Mark Twain famously said, “Man is the only animal that blushes – or needs to.”
I keep wondering if Minneapolis dentist Dr. Walter Palmer is blushing or expressing any shame or regret now that people all over the world have expressed loud outrage against his killing of Cecil the lion.
In all fairness, Palmer claims he did not know the lion he killed had been a protected one in Hwange National Park in Zimbabwe. He did not know, he said, that a hunting guide and landowner had lured Cecil out of the park with bait so Palmer could kill it, shooting it first with an arrow from a crossbow and then, 40 hours later, finding the wounded creature in agony and then killing it, skinning it, cutting off its head and trying to hide its tracking collar. Palmer paid at least $50,000, we are told, for his shameless big-game “adventure.”
Palmer’s credibility is a bit shaky ever since he was caught and pleaded guilty to lying to the U.S. Fish and Wildlife Service for shooting a black bear illegally in Wisconsin 10 years ago.
Just days after Cecil’s death, wildlife officials in Zimbabwe accused another American of killing a lion in an illegal hunt near the same park – Hwange. According to their charges, Jan Seski, a gynecological oncologist in Murrysville, Pa., was the culprit during his Safari spree last April.

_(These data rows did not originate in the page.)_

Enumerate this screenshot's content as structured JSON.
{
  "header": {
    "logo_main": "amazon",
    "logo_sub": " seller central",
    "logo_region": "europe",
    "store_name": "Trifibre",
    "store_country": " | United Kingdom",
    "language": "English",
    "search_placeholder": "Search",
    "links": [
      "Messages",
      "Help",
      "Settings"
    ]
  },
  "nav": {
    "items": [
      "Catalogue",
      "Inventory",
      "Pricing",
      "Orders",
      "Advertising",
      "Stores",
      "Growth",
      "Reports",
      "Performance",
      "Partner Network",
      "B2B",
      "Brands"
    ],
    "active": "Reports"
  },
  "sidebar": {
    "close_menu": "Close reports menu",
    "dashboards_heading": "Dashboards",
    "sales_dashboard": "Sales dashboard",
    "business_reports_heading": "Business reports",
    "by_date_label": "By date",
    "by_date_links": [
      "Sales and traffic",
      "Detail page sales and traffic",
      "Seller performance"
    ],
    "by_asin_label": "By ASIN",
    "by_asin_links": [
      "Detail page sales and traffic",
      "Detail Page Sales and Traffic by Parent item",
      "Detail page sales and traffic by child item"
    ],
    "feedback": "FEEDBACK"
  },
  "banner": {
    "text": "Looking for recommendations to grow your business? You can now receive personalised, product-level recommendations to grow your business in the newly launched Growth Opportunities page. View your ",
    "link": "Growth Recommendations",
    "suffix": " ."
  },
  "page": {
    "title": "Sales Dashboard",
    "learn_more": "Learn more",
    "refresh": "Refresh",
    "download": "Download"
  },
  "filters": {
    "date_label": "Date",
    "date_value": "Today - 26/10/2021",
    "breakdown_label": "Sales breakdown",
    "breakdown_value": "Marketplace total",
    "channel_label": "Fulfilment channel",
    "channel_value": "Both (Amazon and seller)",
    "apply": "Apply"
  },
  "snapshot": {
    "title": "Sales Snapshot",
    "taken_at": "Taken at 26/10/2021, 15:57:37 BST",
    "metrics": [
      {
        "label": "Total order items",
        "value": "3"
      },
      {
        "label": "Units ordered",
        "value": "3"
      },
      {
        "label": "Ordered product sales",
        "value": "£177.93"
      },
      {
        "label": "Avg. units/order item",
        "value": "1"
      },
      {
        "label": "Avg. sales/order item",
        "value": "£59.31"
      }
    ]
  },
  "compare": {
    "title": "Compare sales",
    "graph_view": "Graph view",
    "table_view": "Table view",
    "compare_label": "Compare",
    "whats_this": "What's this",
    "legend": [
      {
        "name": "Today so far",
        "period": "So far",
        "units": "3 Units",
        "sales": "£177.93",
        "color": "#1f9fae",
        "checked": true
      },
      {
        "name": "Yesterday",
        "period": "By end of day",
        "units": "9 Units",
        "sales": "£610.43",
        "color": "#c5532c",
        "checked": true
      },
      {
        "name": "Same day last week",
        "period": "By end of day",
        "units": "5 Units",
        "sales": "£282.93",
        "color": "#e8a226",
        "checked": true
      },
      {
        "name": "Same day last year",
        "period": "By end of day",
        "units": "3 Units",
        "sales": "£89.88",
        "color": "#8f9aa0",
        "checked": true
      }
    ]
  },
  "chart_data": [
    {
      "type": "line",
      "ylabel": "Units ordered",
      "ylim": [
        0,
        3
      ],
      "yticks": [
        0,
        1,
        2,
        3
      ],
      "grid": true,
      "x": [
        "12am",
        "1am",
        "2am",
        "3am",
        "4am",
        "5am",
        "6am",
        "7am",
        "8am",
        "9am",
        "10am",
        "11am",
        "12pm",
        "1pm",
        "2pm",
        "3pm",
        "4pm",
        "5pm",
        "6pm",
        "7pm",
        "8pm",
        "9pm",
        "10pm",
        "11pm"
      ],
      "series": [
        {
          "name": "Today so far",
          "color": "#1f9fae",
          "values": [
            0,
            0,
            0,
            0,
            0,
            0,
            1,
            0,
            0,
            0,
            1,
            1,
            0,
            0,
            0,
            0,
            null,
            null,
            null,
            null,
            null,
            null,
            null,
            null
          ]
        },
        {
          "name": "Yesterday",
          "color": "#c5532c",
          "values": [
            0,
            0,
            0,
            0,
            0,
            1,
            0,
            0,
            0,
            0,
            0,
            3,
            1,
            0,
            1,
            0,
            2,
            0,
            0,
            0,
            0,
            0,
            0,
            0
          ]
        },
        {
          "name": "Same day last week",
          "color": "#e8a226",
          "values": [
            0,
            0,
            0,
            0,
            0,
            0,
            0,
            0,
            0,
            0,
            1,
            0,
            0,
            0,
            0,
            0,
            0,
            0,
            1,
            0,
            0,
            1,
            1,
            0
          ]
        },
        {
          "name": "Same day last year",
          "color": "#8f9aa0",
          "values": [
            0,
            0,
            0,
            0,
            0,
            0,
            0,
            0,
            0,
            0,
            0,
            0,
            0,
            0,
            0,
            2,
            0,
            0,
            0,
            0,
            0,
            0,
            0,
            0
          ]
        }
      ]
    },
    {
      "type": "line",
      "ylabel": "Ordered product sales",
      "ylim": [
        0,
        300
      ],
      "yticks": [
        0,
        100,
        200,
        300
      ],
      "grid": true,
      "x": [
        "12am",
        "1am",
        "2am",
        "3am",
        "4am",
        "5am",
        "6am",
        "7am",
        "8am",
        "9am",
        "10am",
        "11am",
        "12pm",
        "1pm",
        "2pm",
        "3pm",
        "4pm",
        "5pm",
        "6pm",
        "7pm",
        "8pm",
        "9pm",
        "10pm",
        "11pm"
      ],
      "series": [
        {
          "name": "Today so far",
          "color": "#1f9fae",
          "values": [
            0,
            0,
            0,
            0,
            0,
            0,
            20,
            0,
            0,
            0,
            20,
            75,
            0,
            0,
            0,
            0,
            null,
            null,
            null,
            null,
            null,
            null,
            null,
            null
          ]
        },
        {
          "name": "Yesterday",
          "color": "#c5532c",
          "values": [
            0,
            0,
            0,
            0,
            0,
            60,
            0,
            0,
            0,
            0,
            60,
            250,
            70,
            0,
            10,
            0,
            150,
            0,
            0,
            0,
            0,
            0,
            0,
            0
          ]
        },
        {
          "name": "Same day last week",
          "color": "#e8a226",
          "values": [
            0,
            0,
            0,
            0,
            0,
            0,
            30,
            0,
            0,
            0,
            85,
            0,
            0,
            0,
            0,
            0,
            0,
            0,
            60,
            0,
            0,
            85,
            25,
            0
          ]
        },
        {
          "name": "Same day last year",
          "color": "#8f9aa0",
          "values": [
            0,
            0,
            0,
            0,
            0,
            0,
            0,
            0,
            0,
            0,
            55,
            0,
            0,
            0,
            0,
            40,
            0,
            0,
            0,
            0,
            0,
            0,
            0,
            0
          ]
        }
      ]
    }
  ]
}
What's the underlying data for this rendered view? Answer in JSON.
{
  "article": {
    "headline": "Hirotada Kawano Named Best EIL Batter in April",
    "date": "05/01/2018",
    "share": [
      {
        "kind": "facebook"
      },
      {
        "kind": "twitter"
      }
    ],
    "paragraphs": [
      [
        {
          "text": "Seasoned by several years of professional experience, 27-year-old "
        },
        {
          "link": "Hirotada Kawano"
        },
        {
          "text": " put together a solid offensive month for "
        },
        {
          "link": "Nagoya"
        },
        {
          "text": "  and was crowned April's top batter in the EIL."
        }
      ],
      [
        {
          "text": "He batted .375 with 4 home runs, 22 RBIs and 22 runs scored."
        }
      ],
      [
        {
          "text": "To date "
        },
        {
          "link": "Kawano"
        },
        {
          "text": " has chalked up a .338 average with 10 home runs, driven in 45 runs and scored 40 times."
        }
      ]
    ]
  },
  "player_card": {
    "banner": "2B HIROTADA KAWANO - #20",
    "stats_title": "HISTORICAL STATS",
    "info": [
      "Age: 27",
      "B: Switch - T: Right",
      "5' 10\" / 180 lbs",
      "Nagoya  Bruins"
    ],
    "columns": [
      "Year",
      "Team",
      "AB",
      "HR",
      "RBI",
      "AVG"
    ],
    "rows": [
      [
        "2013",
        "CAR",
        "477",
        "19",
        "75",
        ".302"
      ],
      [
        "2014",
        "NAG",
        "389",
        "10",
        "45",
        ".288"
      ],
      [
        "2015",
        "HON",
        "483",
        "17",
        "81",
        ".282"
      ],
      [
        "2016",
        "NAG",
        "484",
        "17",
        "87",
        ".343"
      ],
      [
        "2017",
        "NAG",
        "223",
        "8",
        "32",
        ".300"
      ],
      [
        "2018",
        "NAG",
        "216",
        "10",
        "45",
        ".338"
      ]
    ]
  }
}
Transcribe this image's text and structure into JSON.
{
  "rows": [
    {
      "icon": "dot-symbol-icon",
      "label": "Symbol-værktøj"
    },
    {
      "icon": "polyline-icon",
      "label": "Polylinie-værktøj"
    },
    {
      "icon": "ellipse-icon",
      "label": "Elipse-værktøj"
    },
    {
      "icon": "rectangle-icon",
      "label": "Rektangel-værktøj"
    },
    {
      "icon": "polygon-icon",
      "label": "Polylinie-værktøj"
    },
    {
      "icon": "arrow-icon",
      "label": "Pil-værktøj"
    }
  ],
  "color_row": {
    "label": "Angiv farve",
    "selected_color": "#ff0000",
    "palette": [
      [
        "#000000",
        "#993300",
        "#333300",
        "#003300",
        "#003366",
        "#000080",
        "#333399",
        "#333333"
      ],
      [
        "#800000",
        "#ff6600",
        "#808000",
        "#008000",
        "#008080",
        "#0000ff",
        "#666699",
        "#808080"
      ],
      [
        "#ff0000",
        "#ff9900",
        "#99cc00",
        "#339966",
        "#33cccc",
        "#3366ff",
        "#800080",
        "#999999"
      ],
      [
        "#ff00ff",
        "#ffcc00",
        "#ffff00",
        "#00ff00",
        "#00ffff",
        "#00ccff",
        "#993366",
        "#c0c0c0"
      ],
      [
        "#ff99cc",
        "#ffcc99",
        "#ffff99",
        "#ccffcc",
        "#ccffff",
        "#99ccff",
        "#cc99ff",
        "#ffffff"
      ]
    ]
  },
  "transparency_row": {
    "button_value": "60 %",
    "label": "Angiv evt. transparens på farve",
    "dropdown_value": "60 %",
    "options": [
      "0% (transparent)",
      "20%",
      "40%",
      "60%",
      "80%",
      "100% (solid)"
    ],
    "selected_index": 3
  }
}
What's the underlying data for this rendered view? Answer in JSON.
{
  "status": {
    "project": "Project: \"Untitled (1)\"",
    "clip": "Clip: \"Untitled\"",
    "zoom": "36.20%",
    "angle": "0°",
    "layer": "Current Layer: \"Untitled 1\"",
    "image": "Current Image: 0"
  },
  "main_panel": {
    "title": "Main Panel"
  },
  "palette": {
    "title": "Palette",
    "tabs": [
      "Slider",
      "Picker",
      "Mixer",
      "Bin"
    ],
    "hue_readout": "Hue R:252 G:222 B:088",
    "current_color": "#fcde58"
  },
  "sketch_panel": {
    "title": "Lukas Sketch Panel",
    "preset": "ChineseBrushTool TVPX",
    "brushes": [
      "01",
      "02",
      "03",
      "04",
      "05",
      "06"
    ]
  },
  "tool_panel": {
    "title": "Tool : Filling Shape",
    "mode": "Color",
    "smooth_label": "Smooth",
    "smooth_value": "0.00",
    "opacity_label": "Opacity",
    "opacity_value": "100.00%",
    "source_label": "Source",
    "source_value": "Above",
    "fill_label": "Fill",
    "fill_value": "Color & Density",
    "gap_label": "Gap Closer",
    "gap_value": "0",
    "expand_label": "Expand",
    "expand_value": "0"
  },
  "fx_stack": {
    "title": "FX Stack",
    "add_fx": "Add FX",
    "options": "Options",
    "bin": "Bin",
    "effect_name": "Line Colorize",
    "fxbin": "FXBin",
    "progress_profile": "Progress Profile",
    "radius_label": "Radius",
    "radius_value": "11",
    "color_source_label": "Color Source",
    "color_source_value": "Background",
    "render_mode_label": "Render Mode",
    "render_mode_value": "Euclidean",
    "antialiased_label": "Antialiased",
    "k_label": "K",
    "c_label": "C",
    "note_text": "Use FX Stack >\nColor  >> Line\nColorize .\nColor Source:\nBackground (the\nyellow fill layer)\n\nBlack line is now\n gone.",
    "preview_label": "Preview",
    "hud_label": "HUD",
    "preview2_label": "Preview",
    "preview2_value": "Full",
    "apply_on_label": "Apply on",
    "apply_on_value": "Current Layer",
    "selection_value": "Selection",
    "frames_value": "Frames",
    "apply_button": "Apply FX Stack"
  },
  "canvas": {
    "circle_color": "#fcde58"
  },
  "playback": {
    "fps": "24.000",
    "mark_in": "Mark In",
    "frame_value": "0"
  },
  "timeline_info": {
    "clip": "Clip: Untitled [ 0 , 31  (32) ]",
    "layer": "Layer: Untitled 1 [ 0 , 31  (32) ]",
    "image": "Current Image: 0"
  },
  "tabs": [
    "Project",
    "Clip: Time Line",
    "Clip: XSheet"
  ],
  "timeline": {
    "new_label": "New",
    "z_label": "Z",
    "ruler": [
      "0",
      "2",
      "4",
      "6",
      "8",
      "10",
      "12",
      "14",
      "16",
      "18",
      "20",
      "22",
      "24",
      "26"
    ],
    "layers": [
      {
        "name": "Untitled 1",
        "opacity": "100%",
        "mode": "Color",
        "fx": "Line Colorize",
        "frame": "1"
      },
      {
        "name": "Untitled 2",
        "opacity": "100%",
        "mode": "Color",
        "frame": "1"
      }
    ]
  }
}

The question is not so much did those men kill those lions illegally. The real question ought to be, “Why did they kill lions, period, legal or not?”
One-hundred years ago, there were about 300,000 lions in Africa. Now there are an estimated 30,000. The numbers of other magnificent animals – including elephants and rhinos – are on a critical decline because of poaching and safari-hunting.
What motivates human beings to kill such animals, actually paying sometimes hundreds of thousands of dollars for their killing privileges? Is there anything more stomach-churning than to see these big-game killers kneeling by their unfortunate victims while beaming ear to ear and saying things like “Ain’t she a beauty?!”
Well, she was a beauty. Now she’s suddenly not a beauty; she’s dead, thanks to you, lion killer.
There are photos on the website of Palmer posing with the animals he killed. One of them is particularly nauseating, the one of him holding up, almost as in a love embrace, a beautiful – but dead – leopard.
I can imagine these adventurers thinking how impressive that lion’s or leopard’s head will be when it’s stuffed and displayed in their dens or how great that skin will look as a rug in front of their fireplaces.
These affluent killers need a new hobby!
We are all familiar with such big-game safari hunting photos, some of them famous ones of giants like Teddy Roosevelt or Ernest Hemingway posing like grinning idiots next to their victims. In those days, such animals were far more abundant in Africa, and thus most of us viewed big-game hunting in much the same as, say, hunting deer in Minnesota.
Times (and animal populations) have changed. Most people, as the worldwide outrage after Cecil’s killing demonstrates, find big-game hunting – at least of African animals – completely repugnant. What kind of ego has to be fed by the killing of magnificent creatures? And what lengths they go to kill them! We are told safari-club fees paid by the adventurers actually help protect animals in Africa. Yeah, right – let’s kill animals to protect them.
It won’t do to vent our anger against Palmer and the others. We should reserve our outrage for the safari organizations that make such stupid butchery possible. Big-game hunting of such animals should be illegal, period, just as poaching is – or is supposed to be. My advice is to research safari clubs, write letters, speak out, join animal-rights organizations. Let’s help stop this mindless killing.